Date: Mon, 06 Jan 1997 13:24:27 -0500 (EST) From: "John T. Clark"
Dear Linganthers,
Apropos Don Carroll's posting on the "discourse dimension" (e.g. "pause timings , prosodic patterns") in the AAVE/Ebonics debate and Scott Kiesling's cordial invitation that I contribute to the discussion based on my work looking at how African American high schoolers acquire or choose not to acquire elite-aspiring (a.k.a. *Standard English*) rhetorical discourse styles, I would like to point out one aspect of the debate that has received little attention. And that aspect is the students' own choice in the matter of learning elite-aspiring English. I am surprised that this is the case, given the fact that much of the recent media attention _before_ the Oakland brouhaha (in every venue from the NY Times and the Washington Post to the Oprah Winfrey Show) being paid to the question of African American students and their language seemed to focus on the students own choice in the matter, especially when the choice turned out to be the refusal to "talk White." (check out Signithia Fordham's work in which she reports on how successful Black students cope with the "burden of acting White" Fordham 1993, 1996, and Fordham and John Ogbu 1986)

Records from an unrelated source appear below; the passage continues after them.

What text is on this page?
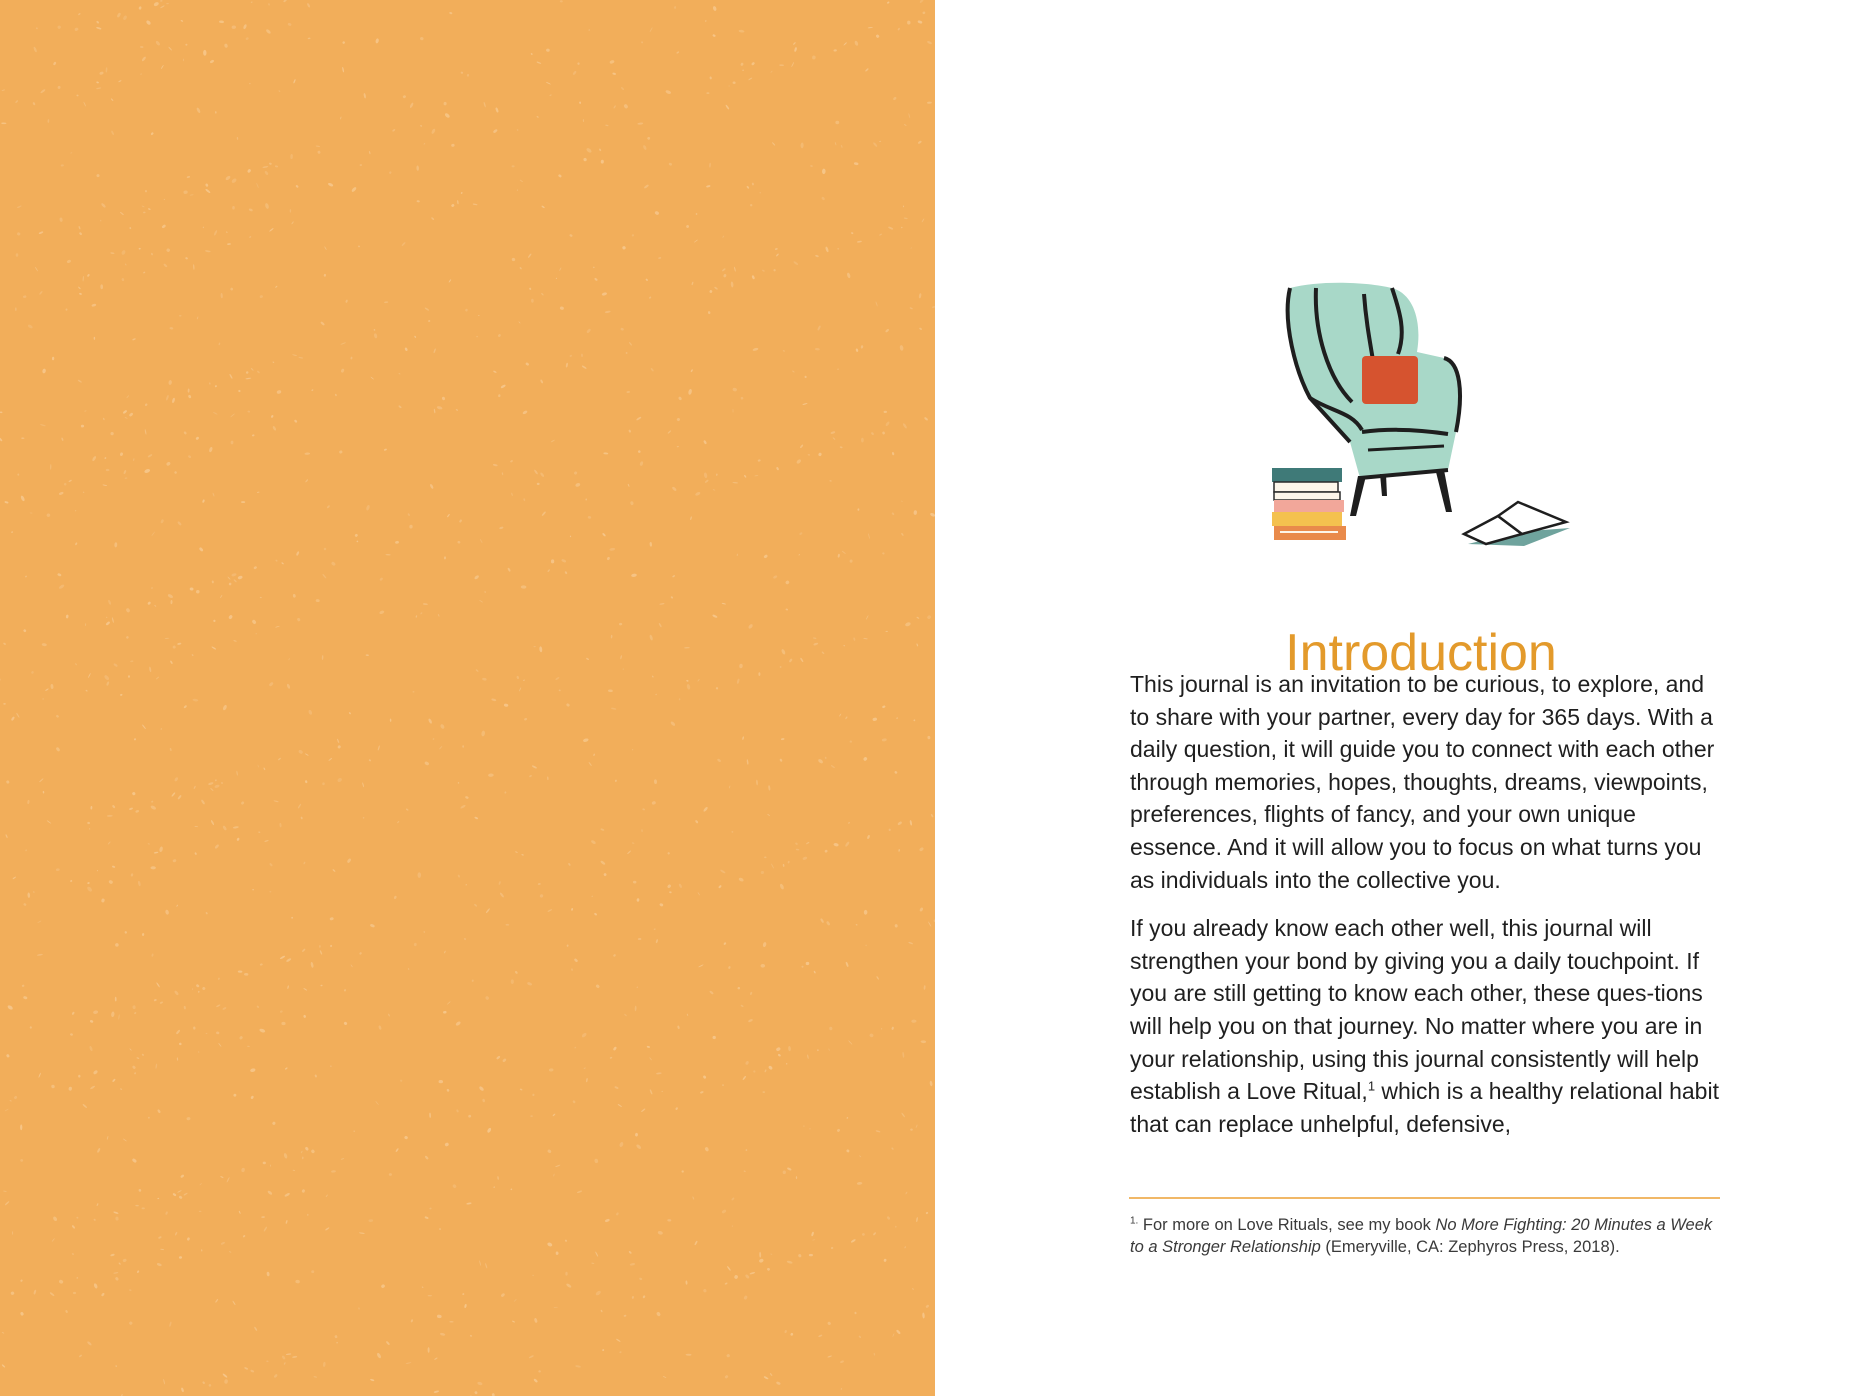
Introduction

This journal is an invitation to be curious, to explore, and to share with your partner, every day for 365 days. With a daily question, it will guide you to connect with each other through memories, hopes, thoughts, dreams, viewpoints, preferences, flights of fancy, and your own unique essence. And it will allow you to focus on what turns you as individuals into the collective you.

If you already know each other well, this journal will strengthen your bond by giving you a daily touchpoint. If you are still getting to know each other, these ques-tions will help you on that journey. No matter where you are in your relationship, using this journal consistently will help establish a Love Ritual,$^1$ which is a healthy relational habit that can replace unhelpful, defensive,

$^{1.}$ For more on Love Rituals, see my book No More Fighting: 20 Minutes a Week to a Stronger Relationship (Emeryville, CA: Zephyros Press, 2018).
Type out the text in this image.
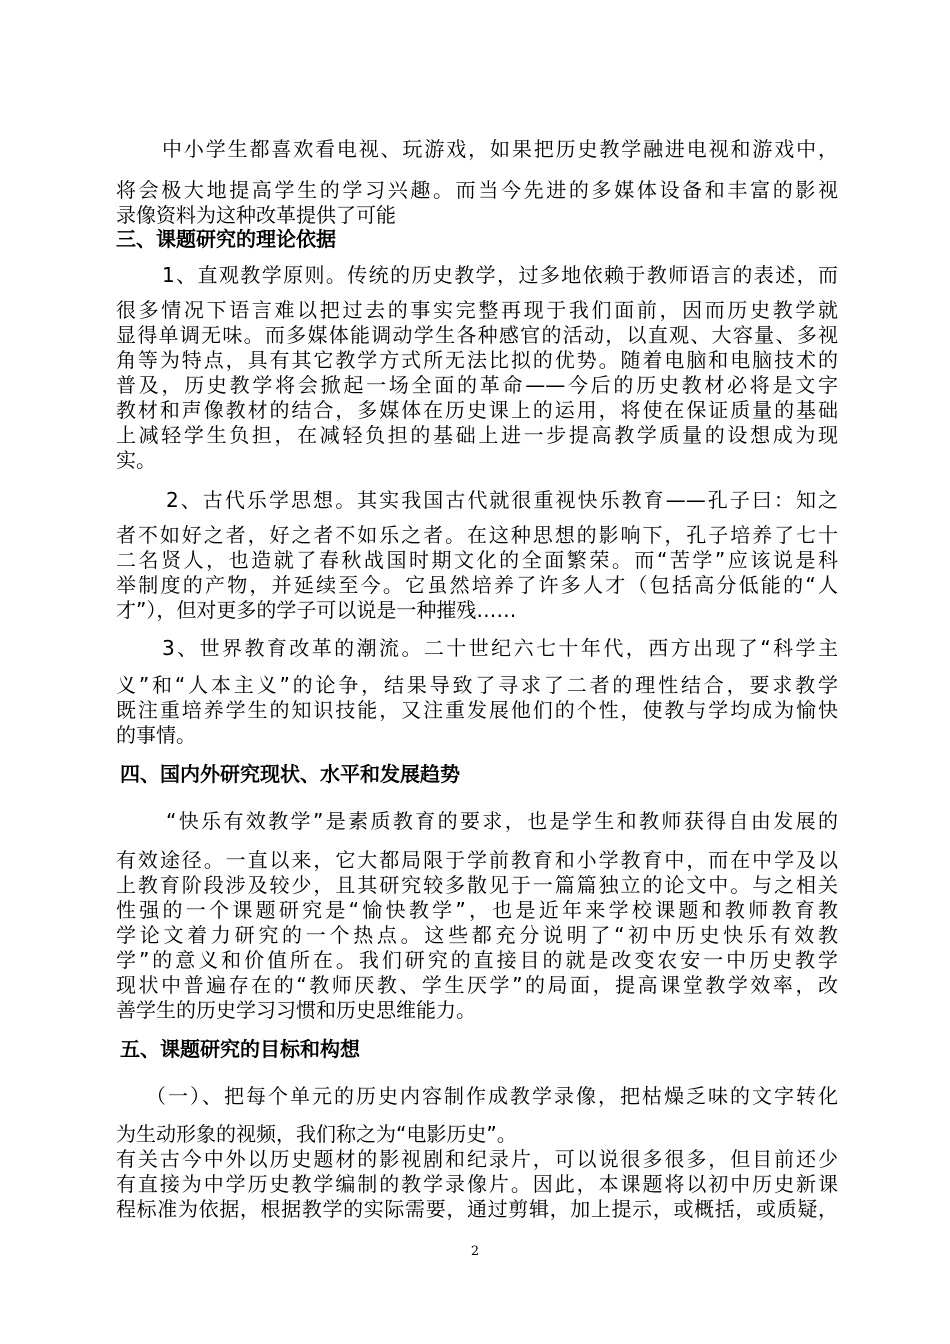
中小学生都喜欢看电视、玩游戏，如果把历史教学融进电视和游戏中，
将会极大地提高学生的学习兴趣。而当今先进的多媒体设备和丰富的影视
录像资料为这种改革提供了可能
三、课题研究的理论依据
1、直观教学原则。传统的历史教学，过多地依赖于教师语言的表述，而
很多情况下语言难以把过去的事实完整再现于我们面前，因而历史教学就
显得单调无味。而多媒体能调动学生各种感官的活动，以直观、大容量、多视
角等为特点，具有其它教学方式所无法比拟的优势。随着电脑和电脑技术的
普及，历史教学将会掀起一场全面的革命——今后的历史教材必将是文字
教材和声像教材的结合，多媒体在历史课上的运用，将使在保证质量的基础
上减轻学生负担，在减轻负担的基础上进一步提高教学质量的设想成为现
实。
2、古代乐学思想。其实我国古代就很重视快乐教育——孔子曰：知之
者不如好之者，好之者不如乐之者。在这种思想的影响下，孔子培养了七十
二名贤人，也造就了春秋战国时期文化的全面繁荣。而“苦学”应该说是科
举制度的产物，并延续至今。它虽然培养了许多人才（包括高分低能的“人
才”），但对更多的学子可以说是一种摧残……
3、世界教育改革的潮流。二十世纪六七十年代，西方出现了“科学主
义”和“人本主义”的论争，结果导致了寻求了二者的理性结合，要求教学
既注重培养学生的知识技能，又注重发展他们的个性，使教与学均成为愉快
的事情。
四、国内外研究现状、水平和发展趋势
“快乐有效教学”是素质教育的要求，也是学生和教师获得自由发展的
有效途径。一直以来，它大都局限于学前教育和小学教育中，而在中学及以
上教育阶段涉及较少，且其研究较多散见于一篇篇独立的论文中。与之相关
性强的一个课题研究是“愉快教学”，也是近年来学校课题和教师教育教
学论文着力研究的一个热点。这些都充分说明了“初中历史快乐有效教
学”的意义和价值所在。我们研究的直接目的就是改变农安一中历史教学
现状中普遍存在的“教师厌教、学生厌学”的局面，提高课堂教学效率，改
善学生的历史学习习惯和历史思维能力。
五、课题研究的目标和构想
（一）、把每个单元的历史内容制作成教学录像，把枯燥乏味的文字转化
为生动形象的视频，我们称之为“电影历史”。
有关古今中外以历史题材的影视剧和纪录片，可以说很多很多，但目前还少
有直接为中学历史教学编制的教学录像片。因此，本课题将以初中历史新课
程标准为依据，根据教学的实际需要，通过剪辑，加上提示，或概括，或质疑，
2
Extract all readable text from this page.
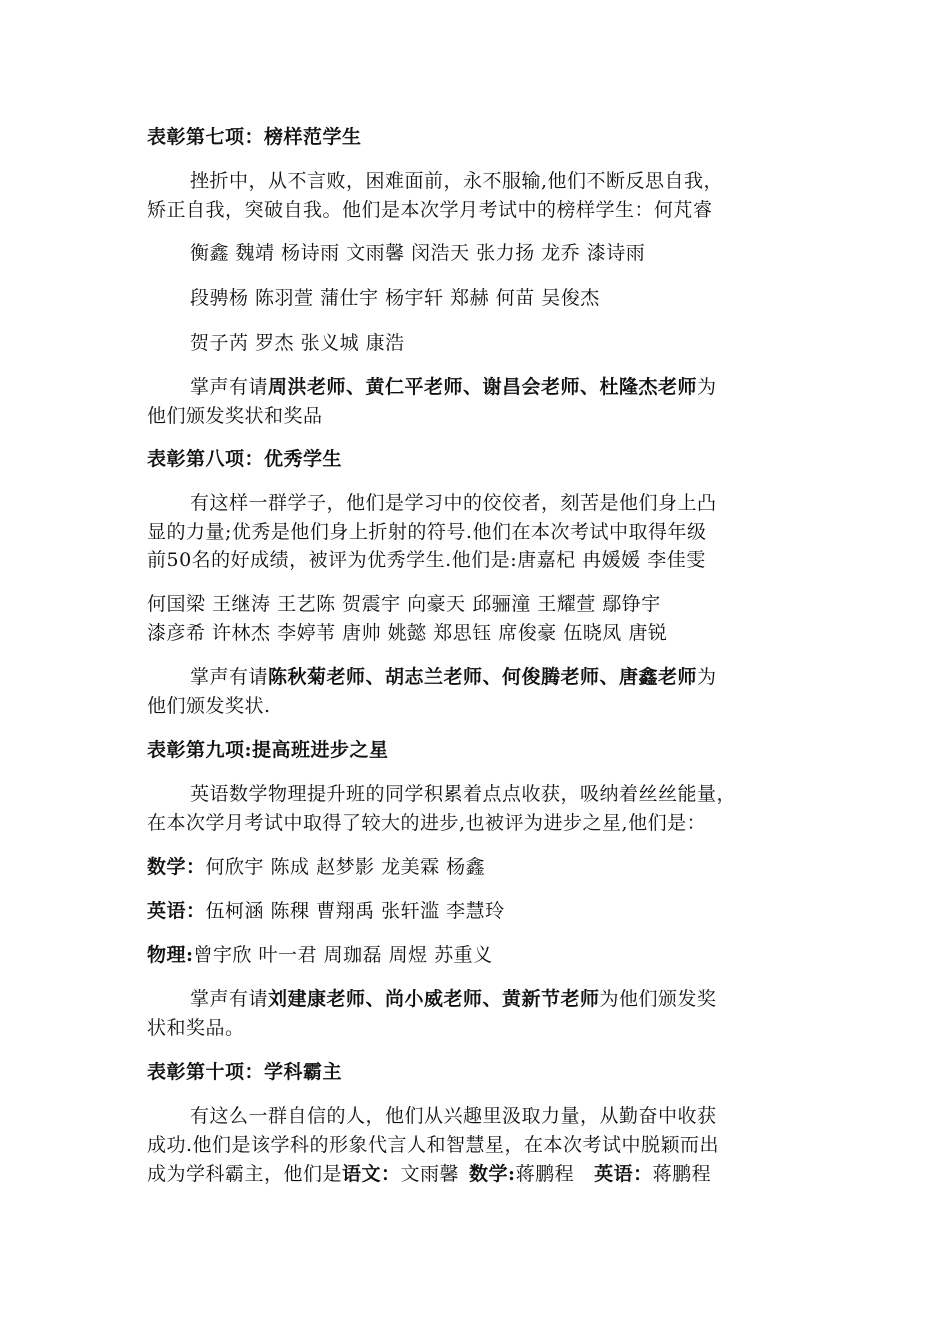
表彰第七项：榜样范学生
挫折中，从不言败，困难面前，永不服输,他们不断反思自我，
矫正自我，突破自我。他们是本次学月考试中的榜样学生：何芃睿
衡鑫 魏靖 杨诗雨 文雨馨 闵浩天 张力扬 龙乔 漆诗雨
段骋杨 陈羽萱 蒲仕宇 杨宇轩 郑赫 何苗 吴俊杰
贺子芮 罗杰 张义城 康浩
掌声有请周洪老师、黄仁平老师、谢昌会老师、杜隆杰老师为
他们颁发奖状和奖品
表彰第八项：优秀学生
有这样一群学子，他们是学习中的佼佼者，刻苦是他们身上凸
显的力量;优秀是他们身上折射的符号.他们在本次考试中取得年级
前50名的好成绩，被评为优秀学生.他们是:唐嘉杞 冉媛媛 李佳雯
何国梁 王继涛 王艺陈 贺震宇 向豪天 邱骊潼 王耀萱 鄢铮宇
漆彦希 许林杰 李婷苇 唐帅 姚懿 郑思钰 席俊豪 伍晓凤 唐锐
掌声有请陈秋菊老师、胡志兰老师、何俊腾老师、唐鑫老师为
他们颁发奖状.
表彰第九项:提高班进步之星
英语数学物理提升班的同学积累着点点收获，吸纳着丝丝能量，
在本次学月考试中取得了较大的进步,也被评为进步之星,他们是：
数学：何欣宇 陈成 赵梦影 龙美霖 杨鑫
英语：伍柯涵 陈稞 曹翔禹 张轩滥 李慧玲
物理:曾宇欣 叶一君 周珈磊 周煜 苏重义
掌声有请刘建康老师、尚小威老师、黄新节老师为他们颁发奖
状和奖品。
表彰第十项：学科霸主
有这么一群自信的人，他们从兴趣里汲取力量，从勤奋中收获
成功.他们是该学科的形象代言人和智慧星，在本次考试中脱颖而出
成为学科霸主，他们是语文：文雨馨 数学:蒋鹏程 英语：蒋鹏程
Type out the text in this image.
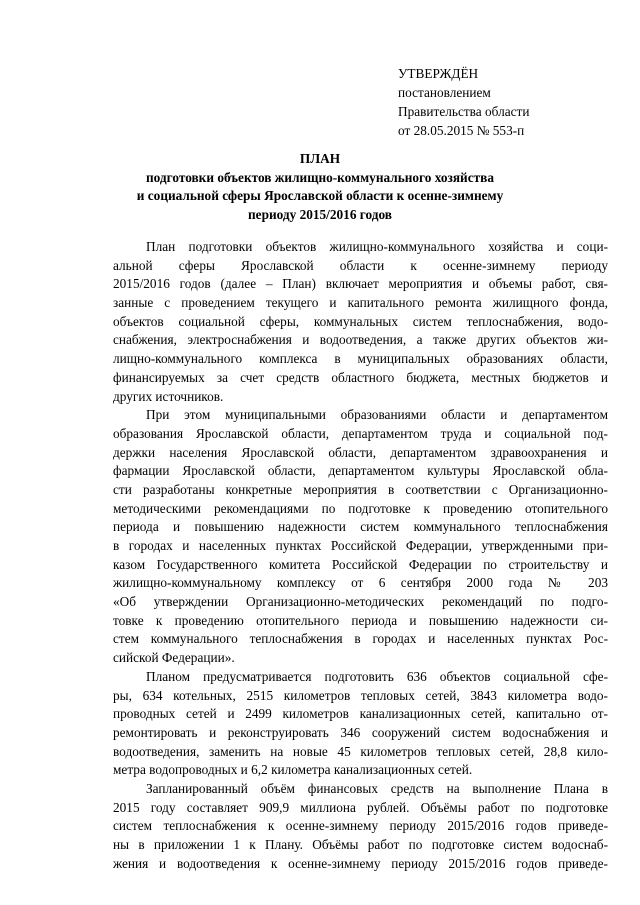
УТВЕРЖДЁН
постановлением
Правительства области
от 28.05.2015 № 553-п
ПЛАН
подготовки объектов жилищно-коммунального хозяйства
и социальной сферы Ярославской области к осенне-зимнему
периоду 2015/2016 годов
План подготовки объектов жилищно-коммунального хозяйства и соци-
альной сферы Ярославской области к осенне-зимнему периоду
2015/2016 годов (далее – План) включает мероприятия и объемы работ, свя-
занные с проведением текущего и капитального ремонта жилищного фонда,
объектов социальной сферы, коммунальных систем теплоснабжения, водо-
снабжения, электроснабжения и водоотведения, а также других объектов жи-
лищно-коммунального комплекса в муниципальных образованиях области,
финансируемых за счет средств областного бюджета, местных бюджетов и
других источников.
При этом муниципальными образованиями области и департаментом
образования Ярославской области, департаментом труда и социальной под-
держки населения Ярославской области, департаментом здравоохранения и
фармации Ярославской области, департаментом культуры Ярославской обла-
сти разработаны конкретные мероприятия в соответствии с Организационно-
методическими рекомендациями по подготовке к проведению отопительного
периода и повышению надежности систем коммунального теплоснабжения
в городах и населенных пунктах Российской Федерации, утвержденными при-
казом Государственного комитета Российской Федерации по строительству и
жилищно-коммунальному комплексу от 6 сентября 2000 года № 203
«Об утверждении Организационно-методических рекомендаций по подго-
товке к проведению отопительного периода и повышению надежности си-
стем коммунального теплоснабжения в городах и населенных пунктах Рос-
сийской Федерации».
Планом предусматривается подготовить 636 объектов социальной сфе-
ры, 634 котельных, 2515 километров тепловых сетей, 3843 километра водо-
проводных сетей и 2499 километров канализационных сетей, капитально от-
ремонтировать и реконструировать 346 сооружений систем водоснабжения и
водоотведения, заменить на новые 45 километров тепловых сетей, 28,8 кило-
метра водопроводных и 6,2 километра канализационных сетей.
Запланированный объём финансовых средств на выполнение Плана в
2015 году составляет 909,9 миллиона рублей. Объёмы работ по подготовке
систем теплоснабжения к осенне-зимнему периоду 2015/2016 годов приведе-
ны в приложении 1 к Плану. Объёмы работ по подготовке систем водоснаб-
жения и водоотведения к осенне-зимнему периоду 2015/2016 годов приведе-
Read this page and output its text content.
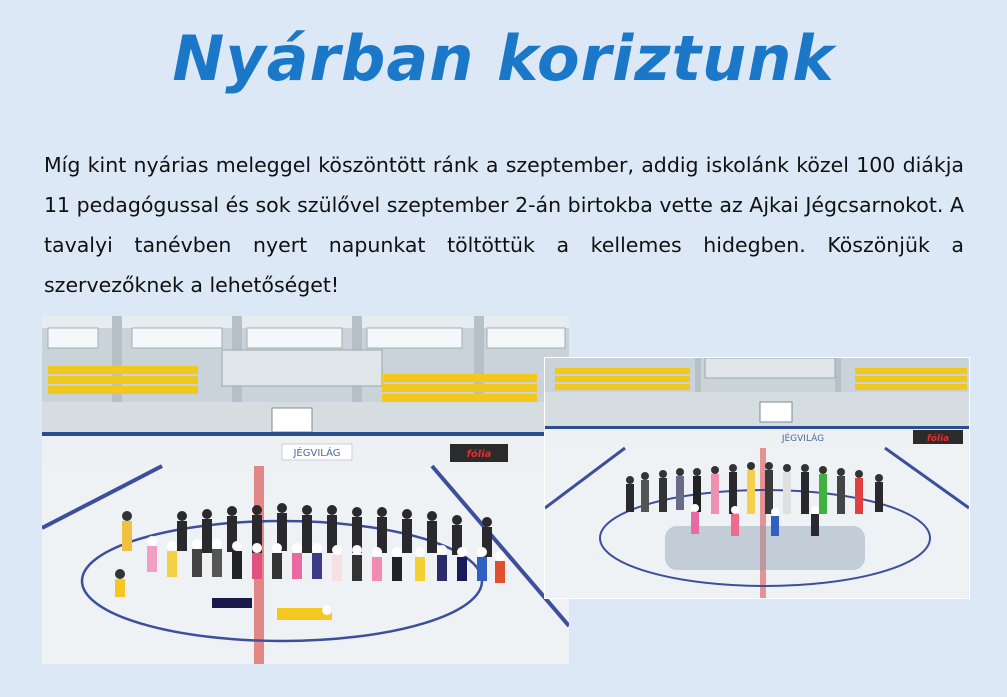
Nyárban koriztunk

Míg kint nyárias meleggel köszöntött ránk a szeptember, addig iskolánk közel 100 diákja 11 pedagógussal és sok szülővel szeptember 2-án birtokba vette az Ajkai Jégcsarnokot. A tavalyi tanévben nyert napunkat töltöttük a kellemes hidegben. Köszönjük a szervezőknek a lehetőséget!

JÉGVILÁG	fólia
JÉGVILÁG	fólia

Don Carroll is right to bring up the Gumperzian-crosstalk aspect of how cultural differences in, for example, turn-taking economies can help precipitate hostile encounters. However, the exact role that cultural differences play in the breakdown of smooth communication has become a chicken-and-egg question. That is, did mere differences in conversational cueing precipitate the breakdown, or, as Ray McDermott, Frederick Erickson and other have pointed out (e.g. McDermott and Gospodinoff 1979, 1981; Erickson 1987) did the social actors seize upon these cultural discourse differences in order to accomplish the breakdown? I have found that resistance theory as articulated by Erickson 1987 captures the complexity of the issue: After the linguists and the media have laid out what the language differences (whether morphosyntactic or discourse/rhetorical), are, after talented, dedicated teachers in well-heated buildings become skilled in drawing the students' attention to AAVE/elite-aspiring English differences, it is the students who have the final word. Heck, they have the first word as well as they _know_ what the linguistic differences are, and they are skilled at either deliberately learning them or deliberately not learning them and shunning those who choose otherwise. The pedagogical issue, as Erickson says, is the issue of trust. This trust is both an institutional phenomenon, (located over broad stretches of time and access to monetary and cultural capital) as well as it is an emergent one ("the short time scale of everyday encounters between individual teachers, students and parents")
We linganthers have a responsibility to speak out and to educate the public at large on the basics of the issue. No doubt we feel needed and useful nowadays as this debate rages on. We can all dust off those lists of the core AAVE features and marvel ourselves and others with mini lectures on Invariant Be and so forth. However, I also feel it is our unique responsibility as students of language to know when to stop making reduction of final consonant clusters the primary focus of the public debate, or, if we do insist on talking about this debate in terms of linguistic features, it is with the goal of concluding that mere linguistic differences are really not the major causes of the problem.